Potency comparisons between LANORINAL and ALDORIL 15 depend on the specific clinical indication. These are agents from distinct pharmacological classes and are not directly interchangeable by dose. A physician or clinical pharmacist should guide any therapeutic switching decisions.
The standard adult dose of LANORINAL is: 1-2 mg intravenously or intramuscularly every 2-4 hours as needed for pain.. The standard adult dose of ALDORIL 15 is: 1 tablet (hydrochlorothiazide 15 mg, methyldopa 250 mg) orally twice daily; increase as needed up to 2 tablets twice daily.. Dosing should always be individualized based on indication, renal and hepatic function, age, and other patient factors.
No direct drug-drug interaction has been formally documented between LANORINAL and ALDORIL 15 in current clinical databases. However, individual patient risk factors including other medications, organ function, and comorbidities should always be evaluated by a qualified healthcare provider.
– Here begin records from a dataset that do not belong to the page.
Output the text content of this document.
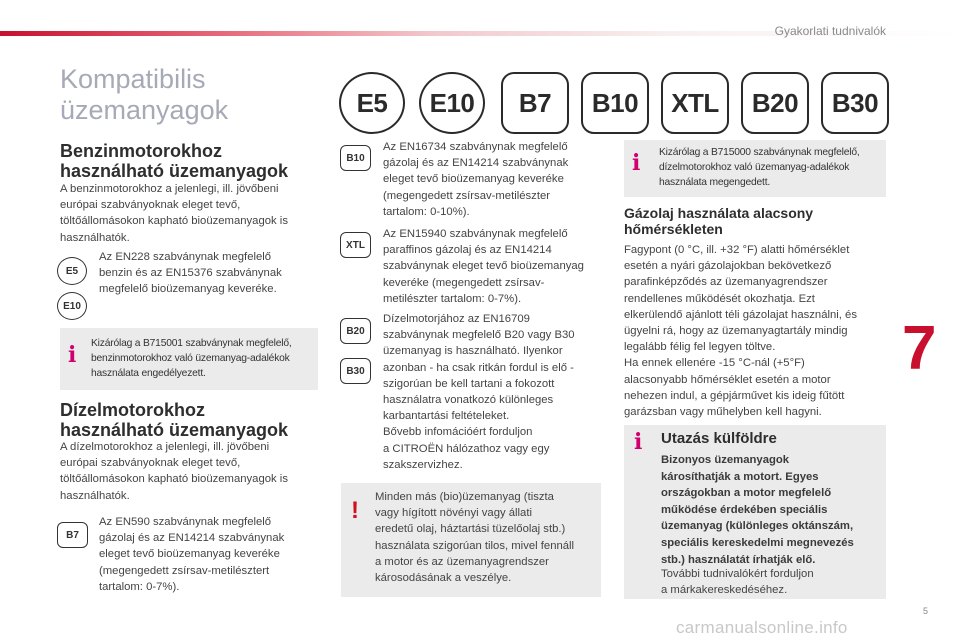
Gyakorlati tudnivalók
Kompatibilis
üzemanyagok	E5	E10	B7	B10	XTL	B20	B30
Benzinmotorokhoz
használható üzemanyagok
A benzinmotorokhoz a jelenlegi, ill. jövőbeni
európai szabványoknak eleget tevő,
töltőállomásokon kapható bioüzemanyagok is
használhatók.
E5
E10
Az EN228 szabványnak megfelelő
benzin és az EN15376 szabványnak
megfelelő bioüzemanyag keveréke.
i Kizárólag a B715001 szabványnak megfelelő,
benzinmotorokhoz való üzemanyag-adalékok
használata engedélyezett.
Dízelmotorokhoz
használható üzemanyagok
A dízelmotorokhoz a jelenlegi, ill. jövőbeni
európai szabványoknak eleget tevő,
töltőállomásokon kapható bioüzemanyagok is
használhatók.
B7
Az EN590 szabványnak megfelelő
gázolaj és az EN14214 szabványnak
eleget tevő bioüzemanyag keveréke
(megengedett zsírsav-metilésztert
tartalom: 0-7%).
B10
Az EN16734 szabványnak megfelelő
gázolaj és az EN14214 szabványnak
eleget tevő bioüzemanyag keveréke
(megengedett zsírsav-metilészter
tartalom: 0-10%).
XTL
Az EN15940 szabványnak megfelelő
paraffinos gázolaj és az EN14214
szabványnak eleget tevő bioüzemanyag
keveréke (megengedett zsírsav-
metilészter tartalom: 0-7%).
B20
B30
Dízelmotorjához az EN16709
szabványnak megfelelő B20 vagy B30
üzemanyag is használható. Ilyenkor
azonban - ha csak ritkán fordul is elő -
szigorúan be kell tartani a fokozott
használatra vonatkozó különleges
karbantartási feltételeket.
Bővebb infomációért forduljon
a CITROËN hálózathoz vagy egy
szakszervizhez.
! Minden más (bio)üzemanyag (tiszta
vagy hígított növényi vagy állati
eredetű olaj, háztartási tüzelőolaj stb.)
használata szigorúan tilos, mivel fennáll
a motor és az üzemanyagrendszer
károsodásának a veszélye.
i Kizárólag a B715000 szabványnak megfelelő,
dízelmotorokhoz való üzemanyag-adalékok
használata megengedett.
Gázolaj használata alacsony
hőmérsékleten
Fagypont (0 °C, ill. +32 °F) alatti hőmérséklet
esetén a nyári gázolajokban bekövetkező
parafinképződés az üzemanyagrendszer
rendellenes működését okozhatja. Ezt
elkerülendő ajánlott téli gázolajat használni, és
ügyelni rá, hogy az üzemanyagtartály mindig
legalább félig fel legyen töltve.
Ha ennek ellenére -15 °C-nál (+5°F)
alacsonyabb hőmérséklet esetén a motor
nehezen indul, a gépjárművet kis ideig fűtött
garázsban vagy műhelyben kell hagyni.
i Utazás külföldre
Bizonyos üzemanyagok
károsíthatják a motort. Egyes
országokban a motor megfelelő
működése érdekében speciális
üzemanyag (különleges oktánszám,
speciális kereskedelmi megnevezés
stb.) használatát írhatják elő.
További tudnivalókért forduljon
a márkakereskedéséhez.
7
5
carmanualsonline.info
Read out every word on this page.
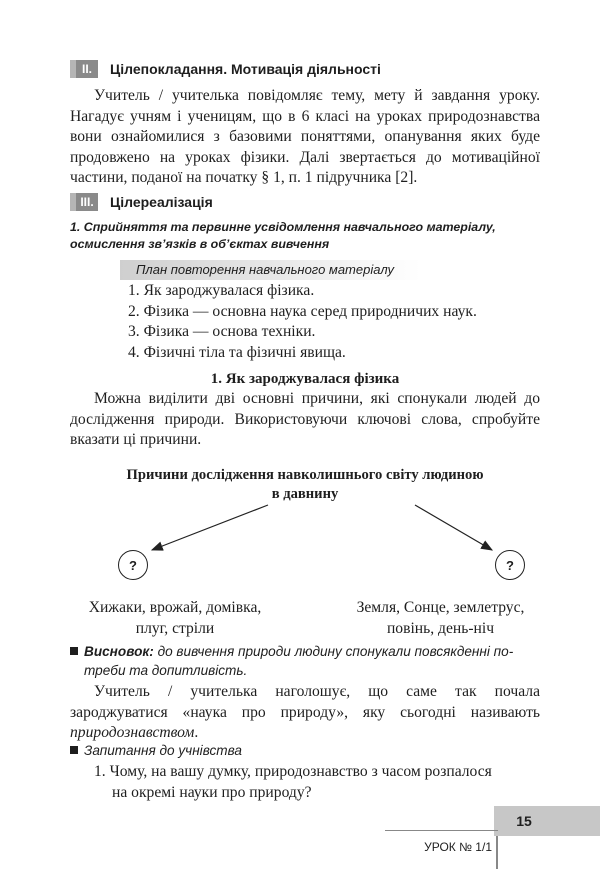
II.	Цілепокладання. Мотивація діяльності

Учитель / учителька повідомляє тему, мету й завдання уроку. Нагадує учням і ученицям, що в 6 класі на уроках природознавства вони ознайомилися з базовими поняттями, опанування яких буде продовжено на уроках фізики. Далі звертається до мотиваційної частини, поданої на початку § 1, п. 1 підручника [2].

III.	Цілереалізація
1. Сприйняття та первинне усвідомлення навчального матеріалу,
осмислення зв’язків в об’єктах вивчення
План повторення навчального матеріалу
1. Як зароджувалася фізика.
2. Фізика — основна наука серед природничих наук.
3. Фізика — основа техніки.
4. Фізичні тіла та фізичні явища.
1. Як зароджувалася фізика

Можна виділити дві основні причини, які спонукали людей до дослідження природи. Використовуючи ключові слова, спробуйте вказати ці причини.

Причини дослідження навколишнього світу людиною
в давнину
?	?
Хижаки, врожай, домівка,
плуг, стріли
Земля, Сонце, землетрус,
повінь, день-ніч
Висновок: до вивчення природи людину спонукали повсякденні по-
треби та допитливість.

Учитель / учителька наголошує, що саме так почала зароджуватися «наука про природу», яку сьогодні називають природознавством.

Запитання до учнівства
1. Чому, на вашу думку, природознавство з часом розпалося
на окремі науки про природу?
15
УРОК № 1/1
The maternal-fetal safety profiles differ. LANORINAL is classified as Category C. LANORINAL (digoxin) is FDA pregnancy category C. First trimester: No well-controlled studies; animal studies show fetal toxicity at high doses. Second and third trimesters: No incr. ALDORIL 15 is classified as Category C. First trimester: No increased risk of major malformations based on limited human data; animal studies show no teratogenicity at clinically relevant doses. Second/third trimesters: . Always consult a maternal-fetal medicine specialist before taking either drug during pregnancy or lactation.